Sneha and Isaac also see leadership and role modelling as a critical factor in making progress against racism and racial discrimination across Australia and New Zealand.
And yet, leadership demographics don’t reflect the demographic reality in either country. In New Zealand, 27% of the population was born overseas and in Australia 51.5% of the population has one parent who was born overseas. However less than 5% of the most senior posts in Australia are filled by people with a non-European background, and that drops to 0.4% with an indigenous background. And from an industry perspective, only 4% of tech workers are Māori and 2.8% Pasifika.
“I want my kids to see more people like them in leadership roles. India and China have the highest number of migrants to Australia, and yet how many Indian/Asian CEOs do I see in Australia?
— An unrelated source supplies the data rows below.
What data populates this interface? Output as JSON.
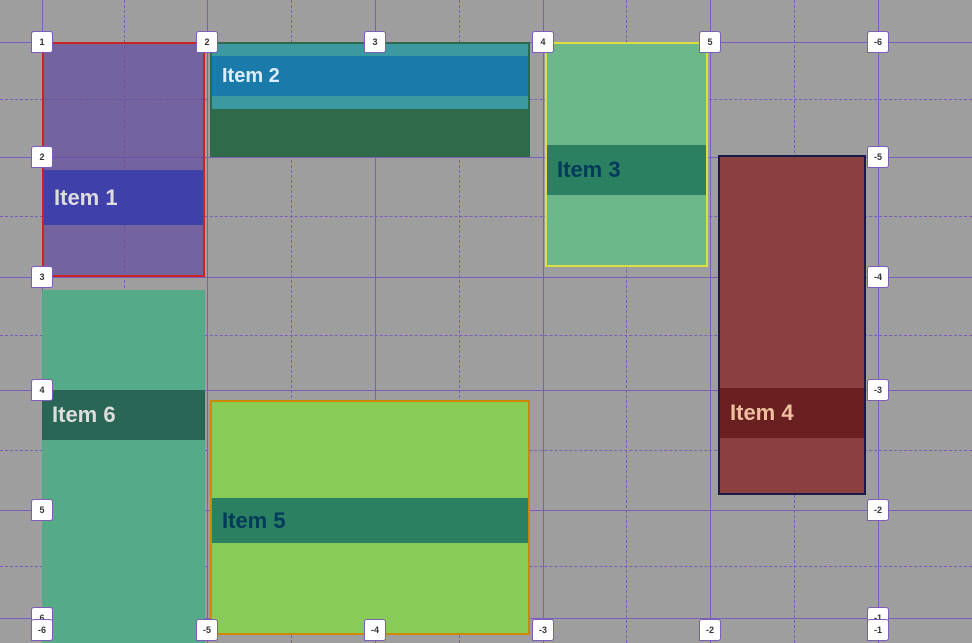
{
  "grid": {
    "v_solid": [
      42,
      207,
      375,
      543,
      710,
      878
    ],
    "h_solid": [
      42,
      157,
      277,
      390,
      510,
      618
    ],
    "v_dashed": [
      124,
      291,
      459,
      626,
      794
    ],
    "h_dashed": [
      99,
      216,
      335,
      450,
      566
    ],
    "top_labels": [
      "1",
      "2",
      "3",
      "4",
      "5",
      "6"
    ],
    "bottom_labels": [
      "-6",
      "-5",
      "-4",
      "-3",
      "-2",
      "-1"
    ],
    "left_labels": [
      "1",
      "2",
      "3",
      "4",
      "5",
      "6"
    ],
    "right_labels": [
      "-6",
      "-5",
      "-4",
      "-3",
      "-2",
      "-1"
    ]
  },
  "items": {
    "item1": {
      "label": "Item 1"
    },
    "item2": {
      "label": "Item 2"
    },
    "item3": {
      "label": "Item 3"
    },
    "item4": {
      "label": "Item 4"
    },
    "item5": {
      "label": "Item 5"
    },
    "item6": {
      "label": "Item 6"
    }
  }
}
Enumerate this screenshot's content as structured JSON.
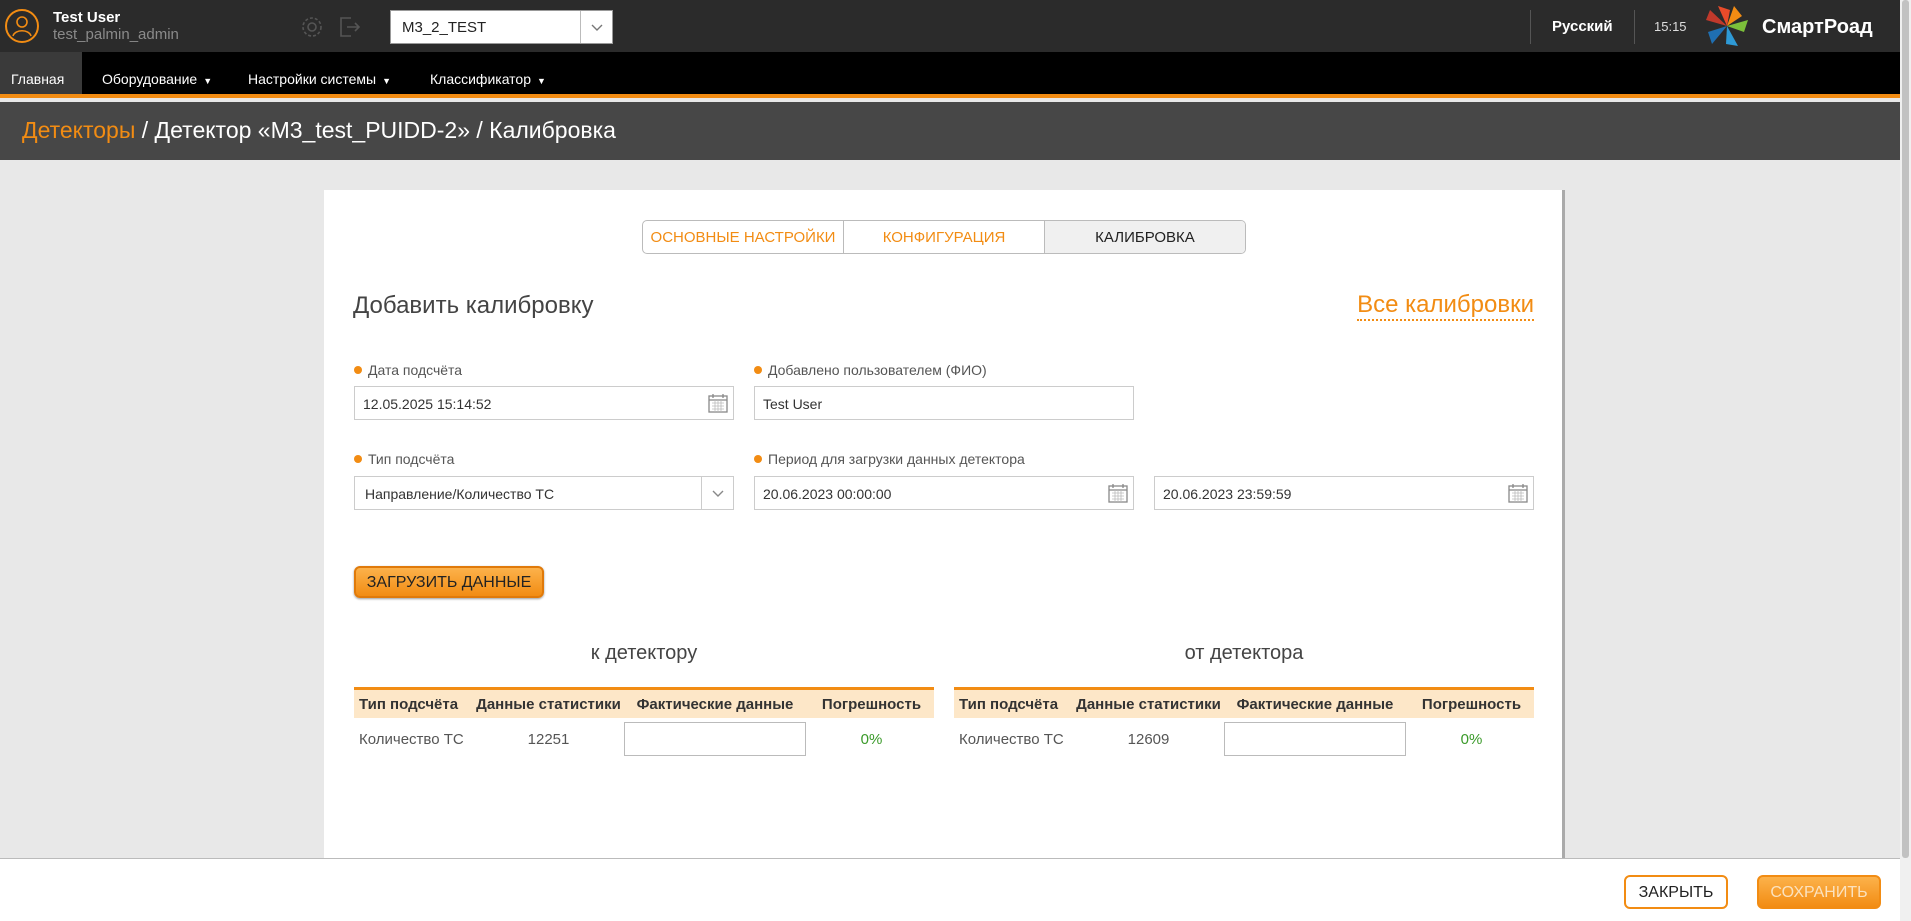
{
  "user": {
    "name": "Test User",
    "login": "test_palmin_admin"
  },
  "top": {
    "project_select": "M3_2_TEST",
    "language": "Русский",
    "time": "15:15",
    "brand": "СмартРоад"
  },
  "menu": {
    "items": [
      {
        "label": "Главная"
      },
      {
        "label": "Оборудование"
      },
      {
        "label": "Настройки системы"
      },
      {
        "label": "Классификатор"
      }
    ]
  },
  "breadcrumb": {
    "root": "Детекторы",
    "rest": " / Детектор «M3_test_PUIDD-2» / Калибровка"
  },
  "tabs": [
    "ОСНОВНЫЕ НАСТРОЙКИ",
    "КОНФИГУРАЦИЯ",
    "КАЛИБРОВКА"
  ],
  "form": {
    "title": "Добавить калибровку",
    "all_link": "Все калибровки",
    "count_date_label": "Дата подсчёта",
    "count_date_value": "12.05.2025 15:14:52",
    "added_by_label": "Добавлено пользователем (ФИО)",
    "added_by_value": "Test User",
    "count_type_label": "Тип подсчёта",
    "count_type_value": "Направление/Количество ТС",
    "period_label": "Период для загрузки данных детектора",
    "period_from": "20.06.2023 00:00:00",
    "period_to": "20.06.2023 23:59:59",
    "load_button": "ЗАГРУЗИТЬ ДАННЫЕ"
  },
  "to_detector": {
    "title": "к детектору",
    "headers": [
      "Тип подсчёта",
      "Данные статистики",
      "Фактические данные",
      "Погрешность"
    ],
    "row": {
      "type": "Количество ТС",
      "stats": "12251",
      "actual": "",
      "error": "0%"
    }
  },
  "from_detector": {
    "title": "от детектора",
    "headers": [
      "Тип подсчёта",
      "Данные статистики",
      "Фактические данные",
      "Погрешность"
    ],
    "row": {
      "type": "Количество ТС",
      "stats": "12609",
      "actual": "",
      "error": "0%"
    }
  },
  "footer": {
    "close": "ЗАКРЫТЬ",
    "save": "СОХРАНИТЬ"
  },
  "colors": {
    "accent": "#f28c13",
    "topbar": "#2b2b2b",
    "crumbbar": "#474747",
    "success": "#3a9a2a"
  }
}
Not many.” says Sneha.
When asked what they hope inclusive will achieve for Microsoft ANZ, Sneha and Isaac both agree that there is work to do in converting a moment to momentum.
“What happens after we feel uncomfortable?” asks Sneha. “I don’t want this to be a moment that is then forgotten. I hope it creates momentum in driving change. It starts with the simple things. How do I pronounce your name? Check-in about what people are comfortable with if you’re not sure. And be curious if there are things that cross-over from personal to the workplace like cultural festivals.”
Isaac believes it’s critical to invite conversations, learning, advocacy and action: “Microsoft is making holding space a priority.
inclusive posed this question to Microsoft employees about racism and racial discrimination: ‘What can each of US do to be more inclusive?’
The answer lies in the courage of the people who speak up and share their lived experiences. People like Isaac and Sneha. It’s their stories and that of countless others that help us better understand what it means to listen, learn, and act for more diverse and inclusive workplaces, communities, and countries.